Total existing home sales were up 3.1% to 4.00 million in January 2024 at a seasonally-adjusted annualized rate, from 3.88 million in December 2023 (revised up from 3.78 million), according to the National Association of Realtors (NAR). Sales were down 1.7% in January on a year-over-year basis.
Sales were flat in the Northeast from December to January, but rose 4.2% in the West, 4.0% in the South, and 2.2% in the Midwest. Sales in the West were up almost 3% in January from a year earlier, but the other regions were down from last year; the largest decline was in the Northeast (down 5.9%).

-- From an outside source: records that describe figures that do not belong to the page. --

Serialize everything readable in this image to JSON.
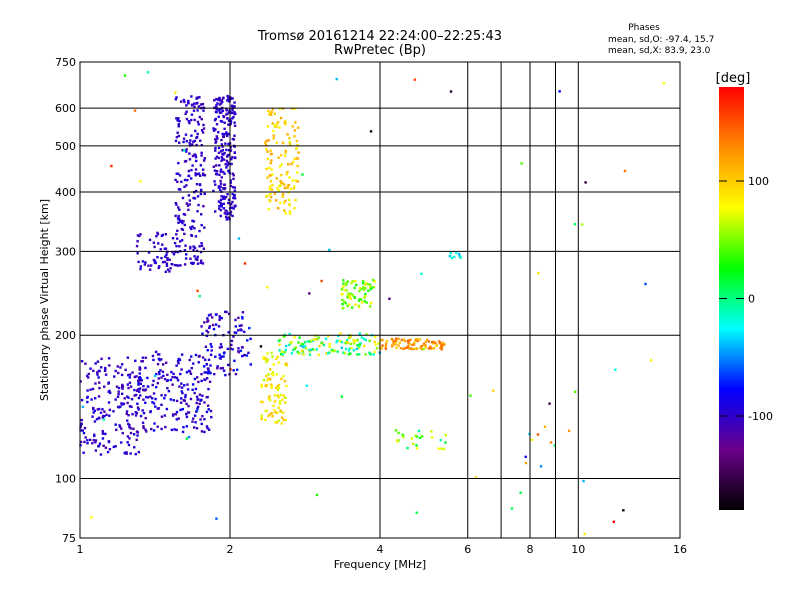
{
  "chart_data": {
    "type": "scatter",
    "title": "Tromsø 20161214 22:24:00–22:25:43",
    "subtitle": "RwPretec (Bp)",
    "xlabel": "Frequency [MHz]",
    "ylabel": "Stationary phase Virtual Height [km]",
    "x_scale": "log",
    "y_scale": "log",
    "xlim": [
      1,
      16
    ],
    "ylim": [
      75,
      750
    ],
    "x_ticks": [
      1,
      2,
      4,
      6,
      8,
      10,
      16
    ],
    "x_minor_gridlines": [
      7,
      9
    ],
    "y_ticks": [
      75,
      100,
      200,
      300,
      400,
      500,
      600,
      750
    ],
    "grid": true,
    "stats": {
      "title": "Phases",
      "line_o": "mean, sd,O: -97.4, 15.7",
      "line_x": "mean, sd,X:  83.9, 23.0"
    },
    "colorbar": {
      "label": "[deg]",
      "range": [
        -180,
        180
      ],
      "ticks": [
        100,
        0,
        -100
      ],
      "colors": [
        "#000000",
        "#6a008a",
        "#0000ff",
        "#00ffff",
        "#00ff00",
        "#ffff00",
        "#ff8c00",
        "#ff0000"
      ]
    },
    "clusters": [
      {
        "x": [
          1.0,
          1.32
        ],
        "y": [
          112,
          180
        ],
        "phase": [
          -115,
          -85
        ],
        "n": 200
      },
      {
        "x": [
          1.3,
          1.85
        ],
        "y": [
          125,
          185
        ],
        "phase": [
          -115,
          -80
        ],
        "n": 220
      },
      {
        "x": [
          1.75,
          2.2
        ],
        "y": [
          165,
          225
        ],
        "phase": [
          -120,
          -70
        ],
        "n": 100
      },
      {
        "x": [
          1.55,
          1.78
        ],
        "y": [
          280,
          640
        ],
        "phase": [
          -110,
          -90
        ],
        "n": 220
      },
      {
        "x": [
          1.85,
          2.05
        ],
        "y": [
          350,
          640
        ],
        "phase": [
          -110,
          -90
        ],
        "n": 240
      },
      {
        "x": [
          1.3,
          1.55
        ],
        "y": [
          270,
          330
        ],
        "phase": [
          -110,
          -90
        ],
        "n": 60
      },
      {
        "x": [
          2.35,
          2.75
        ],
        "y": [
          360,
          600
        ],
        "phase": [
          70,
          120
        ],
        "n": 130
      },
      {
        "x": [
          2.3,
          2.6
        ],
        "y": [
          130,
          185
        ],
        "phase": [
          60,
          110
        ],
        "n": 90
      },
      {
        "x": [
          2.5,
          4.0
        ],
        "y": [
          182,
          202
        ],
        "phase": [
          -40,
          100
        ],
        "n": 130
      },
      {
        "x": [
          3.35,
          3.9
        ],
        "y": [
          228,
          262
        ],
        "phase": [
          20,
          90
        ],
        "n": 70
      },
      {
        "x": [
          4.0,
          5.4
        ],
        "y": [
          187,
          197
        ],
        "phase": [
          95,
          150
        ],
        "n": 90
      },
      {
        "x": [
          4.3,
          5.5
        ],
        "y": [
          115,
          127
        ],
        "phase": [
          -10,
          90
        ],
        "n": 25
      },
      {
        "x": [
          5.5,
          5.8
        ],
        "y": [
          290,
          300
        ],
        "phase": [
          -40,
          -10
        ],
        "n": 8
      },
      {
        "x": [
          7.8,
          9.6
        ],
        "y": [
          100,
          130
        ],
        "phase": [
          -120,
          160
        ],
        "n": 10
      },
      {
        "x": [
          1.0,
          16.0
        ],
        "y": [
          75,
          750
        ],
        "phase": [
          -180,
          180
        ],
        "n": 60
      }
    ]
  }
}
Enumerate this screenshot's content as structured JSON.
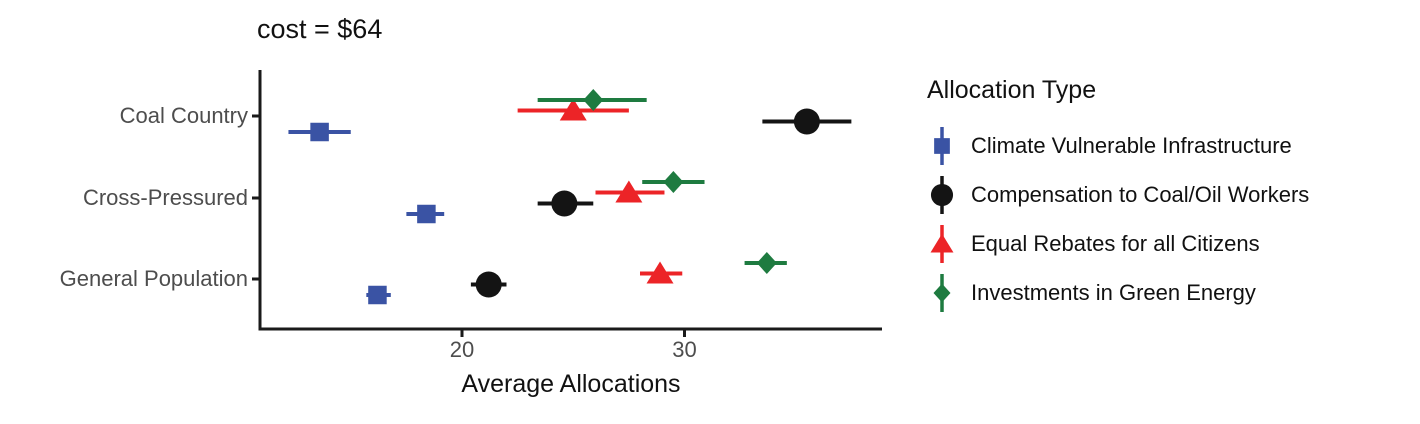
{
  "chart_data": {
    "type": "scatter",
    "subtype": "pointrange-horizontal-errorbars",
    "title": "cost = $64",
    "xlabel": "Average Allocations",
    "xticks": [
      20,
      30
    ],
    "xlim": [
      10.9,
      38.9
    ],
    "grid": false,
    "legend_title": "Allocation Type",
    "legend_position": "right",
    "categories": [
      "Coal Country",
      "Cross-Pressured",
      "General Population"
    ],
    "series": [
      {
        "name": "Climate Vulnerable Infrastructure",
        "shape": "square",
        "color": "#3A53A4",
        "values": [
          13.6,
          18.4,
          16.2
        ],
        "ranges": [
          [
            12.2,
            15.0
          ],
          [
            17.5,
            19.2
          ],
          [
            15.7,
            16.8
          ]
        ]
      },
      {
        "name": "Compensation to Coal/Oil Workers",
        "shape": "circle",
        "color": "#141414",
        "values": [
          35.5,
          24.6,
          21.2
        ],
        "ranges": [
          [
            33.5,
            37.5
          ],
          [
            23.4,
            25.9
          ],
          [
            20.4,
            22.0
          ]
        ]
      },
      {
        "name": "Equal Rebates for all Citizens",
        "shape": "triangle",
        "color": "#EC2427",
        "values": [
          25.0,
          27.5,
          28.9
        ],
        "ranges": [
          [
            22.5,
            27.5
          ],
          [
            26.0,
            29.1
          ],
          [
            28.0,
            29.9
          ]
        ]
      },
      {
        "name": "Investments in Green Energy",
        "shape": "diamond",
        "color": "#1E7B40",
        "values": [
          25.9,
          29.5,
          33.7
        ],
        "ranges": [
          [
            23.4,
            28.3
          ],
          [
            28.1,
            30.9
          ],
          [
            32.7,
            34.6
          ]
        ]
      }
    ],
    "axis_color": "#1a1a1a",
    "tick_label_color": "#4d4d4d"
  }
}
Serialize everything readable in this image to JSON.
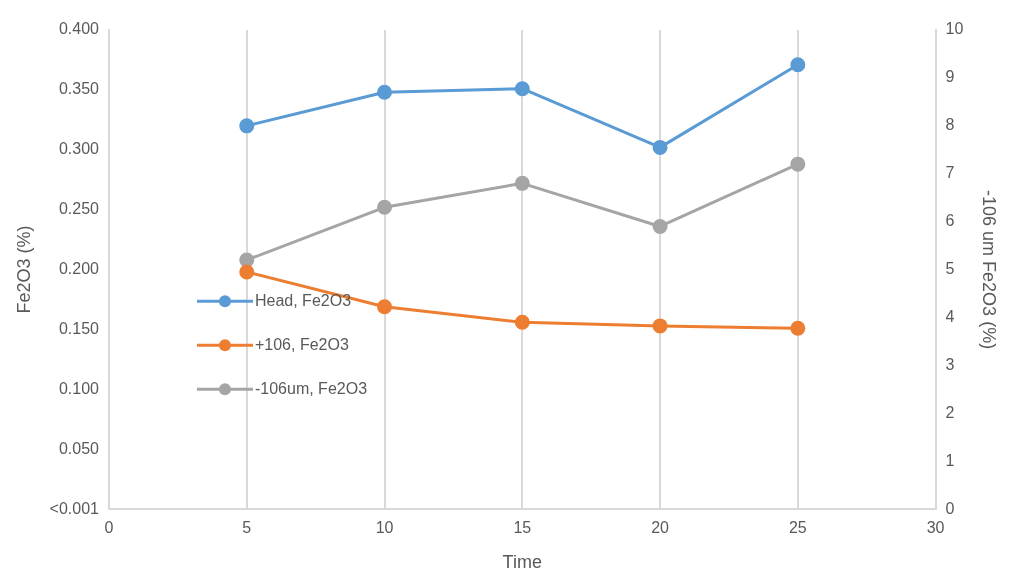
{
  "chart_data": {
    "type": "line",
    "xlabel": "Time",
    "ylabel": "Fe2O3 (%)",
    "y2label": "-106 um Fe2O3 (%)",
    "x": [
      5,
      10,
      15,
      20,
      25
    ],
    "series": [
      {
        "name": "Head, Fe2O3",
        "color": "#5b9bd5",
        "values": [
          0.32,
          0.348,
          0.351,
          0.302,
          0.371
        ]
      },
      {
        "name": "+106, Fe2O3",
        "color": "#ed7d31",
        "values": [
          0.198,
          0.169,
          0.156,
          0.153,
          0.151
        ]
      },
      {
        "name": "-106um, Fe2O3",
        "color": "#a5a5a5",
        "axis": "y2",
        "values": [
          5.2,
          6.3,
          6.8,
          5.9,
          7.2
        ]
      }
    ],
    "xlim": [
      0,
      30
    ],
    "xticks": [
      0,
      5,
      10,
      15,
      20,
      25,
      30
    ],
    "ylim": [
      0,
      0.4
    ],
    "yticks": [
      {
        "value": 0,
        "label": "<0.001"
      },
      {
        "value": 0.05,
        "label": "0.050"
      },
      {
        "value": 0.1,
        "label": "0.100"
      },
      {
        "value": 0.15,
        "label": "0.150"
      },
      {
        "value": 0.2,
        "label": "0.200"
      },
      {
        "value": 0.25,
        "label": "0.250"
      },
      {
        "value": 0.3,
        "label": "0.300"
      },
      {
        "value": 0.35,
        "label": "0.350"
      },
      {
        "value": 0.4,
        "label": "0.400"
      }
    ],
    "y2lim": [
      0,
      10
    ],
    "y2ticks": [
      0,
      1,
      2,
      3,
      4,
      5,
      6,
      7,
      8,
      9,
      10
    ],
    "grid": "x",
    "legend": "bottom left",
    "marker": "circle",
    "line_style": "solid"
  }
}
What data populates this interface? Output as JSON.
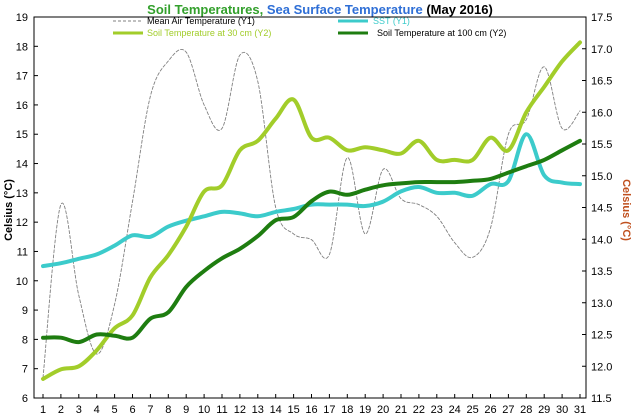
{
  "title": {
    "part1": "Soil Temperatures",
    "sep1": ", ",
    "part2": "Sea Surface Temperature",
    "part3": " (May 2016)"
  },
  "colors": {
    "title_part1": "#33a02c",
    "title_part2": "#2f6fd6",
    "title_part3": "#000000",
    "axis_right": "#c0501e",
    "mean_air": "#808080",
    "sst": "#3ccbcb",
    "soil30": "#a2cd2a",
    "soil100": "#1e7d10"
  },
  "chart_data": {
    "type": "line",
    "x": [
      1,
      2,
      3,
      4,
      5,
      6,
      7,
      8,
      9,
      10,
      11,
      12,
      13,
      14,
      15,
      16,
      17,
      18,
      19,
      20,
      21,
      22,
      23,
      24,
      25,
      26,
      27,
      28,
      29,
      30,
      31
    ],
    "xlabel": "",
    "ylabel": "Celsius (°C)",
    "y2label": "Celsius (°C)",
    "ylim": [
      6,
      19
    ],
    "y2lim": [
      11.5,
      17.5
    ],
    "yticks": [
      6,
      7,
      8,
      9,
      10,
      11,
      12,
      13,
      14,
      15,
      16,
      17,
      18,
      19
    ],
    "y2ticks": [
      "11.5",
      "12.0",
      "12.5",
      "13.0",
      "13.5",
      "14.0",
      "14.5",
      "15.0",
      "15.5",
      "16.0",
      "16.5",
      "17.0",
      "17.5"
    ],
    "grid": false,
    "legend_position": "top",
    "series": [
      {
        "name": "Mean Air Temperature (Y1)",
        "axis": "left",
        "style": "dashed",
        "values": [
          6.7,
          12.6,
          9.5,
          7.5,
          9.2,
          12.7,
          16.3,
          17.5,
          17.8,
          16.0,
          15.2,
          17.7,
          16.8,
          12.5,
          11.6,
          11.4,
          10.9,
          14.2,
          11.6,
          13.8,
          12.8,
          12.6,
          12.2,
          11.3,
          10.8,
          11.8,
          15.0,
          15.5,
          17.3,
          15.2,
          15.8
        ]
      },
      {
        "name": "SST (Y1)",
        "axis": "left",
        "style": "solid",
        "values": [
          10.5,
          10.6,
          10.75,
          10.9,
          11.2,
          11.55,
          11.5,
          11.85,
          12.05,
          12.2,
          12.35,
          12.3,
          12.2,
          12.35,
          12.45,
          12.6,
          12.6,
          12.6,
          12.55,
          12.7,
          13.05,
          13.2,
          13.0,
          13.0,
          12.9,
          13.3,
          13.4,
          15.0,
          13.6,
          13.35,
          13.3
        ]
      },
      {
        "name": "Soil Temperature at 30 cm (Y2)",
        "axis": "right",
        "style": "solid",
        "values": [
          11.8,
          11.95,
          12.0,
          12.25,
          12.6,
          12.8,
          13.4,
          13.75,
          14.2,
          14.75,
          14.85,
          15.4,
          15.55,
          15.9,
          16.2,
          15.6,
          15.6,
          15.4,
          15.45,
          15.4,
          15.35,
          15.55,
          15.25,
          15.25,
          15.25,
          15.6,
          15.4,
          16.0,
          16.4,
          16.8,
          17.1
        ]
      },
      {
        "name": "Soil Temperature at 100 cm (Y2)",
        "axis": "right",
        "style": "solid",
        "values": [
          12.45,
          12.45,
          12.38,
          12.5,
          12.48,
          12.45,
          12.75,
          12.85,
          13.25,
          13.5,
          13.7,
          13.85,
          14.05,
          14.3,
          14.35,
          14.6,
          14.75,
          14.7,
          14.78,
          14.85,
          14.88,
          14.9,
          14.9,
          14.9,
          14.92,
          14.95,
          15.05,
          15.15,
          15.25,
          15.4,
          15.55
        ]
      }
    ]
  }
}
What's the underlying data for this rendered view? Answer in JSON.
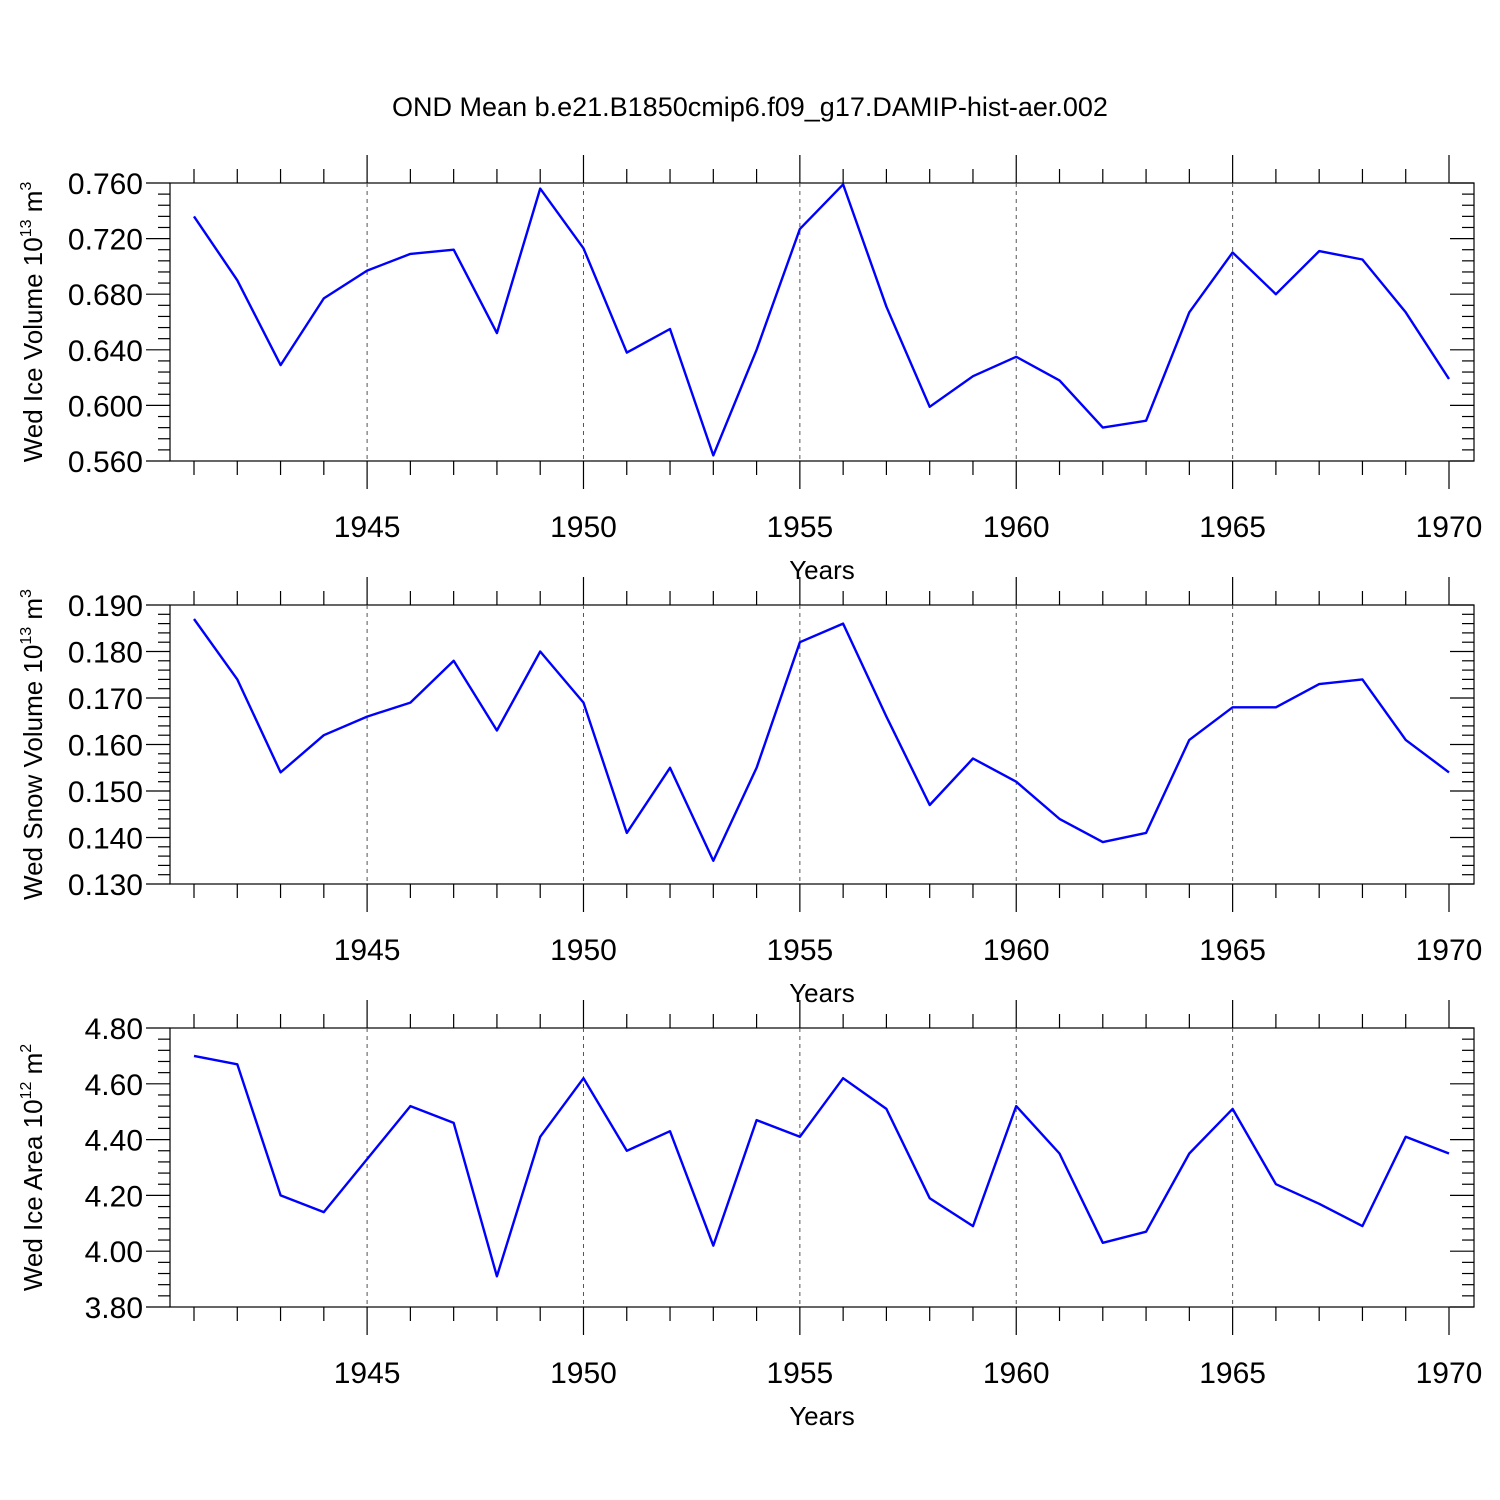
{
  "title": "OND Mean b.e21.B1850cmip6.f09_g17.DAMIP-hist-aer.002",
  "colors": {
    "line": "#0000ff",
    "grid": "#555555",
    "axis": "#000000"
  },
  "chart_data": [
    {
      "type": "line",
      "title": "",
      "xlabel": "Years",
      "ylabel_main": "Wed Ice Volume 10",
      "ylabel_exp": "13",
      "ylabel_unit": " m",
      "ylabel_unit_exp": "3",
      "xlim": [
        1941,
        1970
      ],
      "ylim": [
        0.56,
        0.76
      ],
      "yticks": [
        "0.560",
        "0.600",
        "0.640",
        "0.680",
        "0.720",
        "0.760"
      ],
      "xticks": [
        "1945",
        "1950",
        "1955",
        "1960",
        "1965",
        "1970"
      ],
      "x": [
        1941,
        1942,
        1943,
        1944,
        1945,
        1946,
        1947,
        1948,
        1949,
        1950,
        1951,
        1952,
        1953,
        1954,
        1955,
        1956,
        1957,
        1958,
        1959,
        1960,
        1961,
        1962,
        1963,
        1964,
        1965,
        1966,
        1967,
        1968,
        1969,
        1970
      ],
      "series": [
        {
          "name": "Wed Ice Volume",
          "values": [
            0.736,
            0.69,
            0.629,
            0.677,
            0.697,
            0.709,
            0.712,
            0.652,
            0.756,
            0.713,
            0.638,
            0.655,
            0.564,
            0.64,
            0.727,
            0.759,
            0.671,
            0.599,
            0.621,
            0.635,
            0.618,
            0.584,
            0.589,
            0.667,
            0.71,
            0.68,
            0.711,
            0.705,
            0.667,
            0.619
          ]
        }
      ]
    },
    {
      "type": "line",
      "title": "",
      "xlabel": "Years",
      "ylabel_main": "Wed Snow Volume 10",
      "ylabel_exp": "13",
      "ylabel_unit": " m",
      "ylabel_unit_exp": "3",
      "xlim": [
        1941,
        1970
      ],
      "ylim": [
        0.13,
        0.19
      ],
      "yticks": [
        "0.130",
        "0.140",
        "0.150",
        "0.160",
        "0.170",
        "0.180",
        "0.190"
      ],
      "xticks": [
        "1945",
        "1950",
        "1955",
        "1960",
        "1965",
        "1970"
      ],
      "x": [
        1941,
        1942,
        1943,
        1944,
        1945,
        1946,
        1947,
        1948,
        1949,
        1950,
        1951,
        1952,
        1953,
        1954,
        1955,
        1956,
        1957,
        1958,
        1959,
        1960,
        1961,
        1962,
        1963,
        1964,
        1965,
        1966,
        1967,
        1968,
        1969,
        1970
      ],
      "series": [
        {
          "name": "Wed Snow Volume",
          "values": [
            0.187,
            0.174,
            0.154,
            0.162,
            0.166,
            0.169,
            0.178,
            0.163,
            0.18,
            0.169,
            0.141,
            0.155,
            0.135,
            0.155,
            0.182,
            0.186,
            0.166,
            0.147,
            0.157,
            0.152,
            0.144,
            0.139,
            0.141,
            0.161,
            0.168,
            0.168,
            0.173,
            0.174,
            0.161,
            0.154
          ]
        }
      ]
    },
    {
      "type": "line",
      "title": "",
      "xlabel": "Years",
      "ylabel_main": "Wed Ice Area 10",
      "ylabel_exp": "12",
      "ylabel_unit": " m",
      "ylabel_unit_exp": "2",
      "xlim": [
        1941,
        1970
      ],
      "ylim": [
        3.8,
        4.8
      ],
      "yticks": [
        "3.80",
        "4.00",
        "4.20",
        "4.40",
        "4.60",
        "4.80"
      ],
      "xticks": [
        "1945",
        "1950",
        "1955",
        "1960",
        "1965",
        "1970"
      ],
      "x": [
        1941,
        1942,
        1943,
        1944,
        1945,
        1946,
        1947,
        1948,
        1949,
        1950,
        1951,
        1952,
        1953,
        1954,
        1955,
        1956,
        1957,
        1958,
        1959,
        1960,
        1961,
        1962,
        1963,
        1964,
        1965,
        1966,
        1967,
        1968,
        1969,
        1970
      ],
      "series": [
        {
          "name": "Wed Ice Area",
          "values": [
            4.7,
            4.67,
            4.2,
            4.14,
            4.33,
            4.52,
            4.46,
            3.91,
            4.41,
            4.62,
            4.36,
            4.43,
            4.02,
            4.47,
            4.41,
            4.62,
            4.51,
            4.19,
            4.09,
            4.52,
            4.35,
            4.03,
            4.07,
            4.35,
            4.51,
            4.24,
            4.17,
            4.09,
            4.41,
            4.35
          ]
        }
      ]
    }
  ]
}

Existing single-family home sales rose 3.4% on the month but dropped 1.4% year-over-year. Sales of condos and co-ops were flat in January from December and, were down 4.8% on a year-ago basis.
The inventory of existing homes for sale rose 2.0% in January from December, to 1.01 million units. But sales rose more than inventories, so the months of supply on the market at the existing sales pace fell to 3.0 months in January, from 3.1 months in December and 3.6 months in October. Inventories relative to sales are historically low.
Tight supplies continue to put upward pressure on prices, even with the big increase in mortgage rates over the past year. The median sale price for an existing home was $379,100 in January (not seasonally adjusted), up 5.1% from a year earlier. This is the strongest price growth since October 2022. After falling in late 2022 and early 2023, house prices are increasing now due to very tight inventories, even with very low affordability.
Elevated 30-year fixed mortgage rates, compared to pre-2022 levels, will continue to weigh on existing home sales in early 2024. Although mortgage rates have fallen somewhat over the past few months, affordability remains extremely low given big prices gains over the past few years. Tight supplies and low affordability will continue to weigh on existing home sales in the near term. Low inventories will continue to put upward pressure on prices this year, even with very low affordability.
A gradual decline in mortgage rates will lead more homeowners to consider moving, resulting in increased supply. In addition, single-family homebuilding has picked up recently; this will also help reduce price pressures. Price growth should slow in the near term; this, combined with somewhat lower mortgage rates, will lead to greater affordability by 2025 and support a stronger turnaround in sales.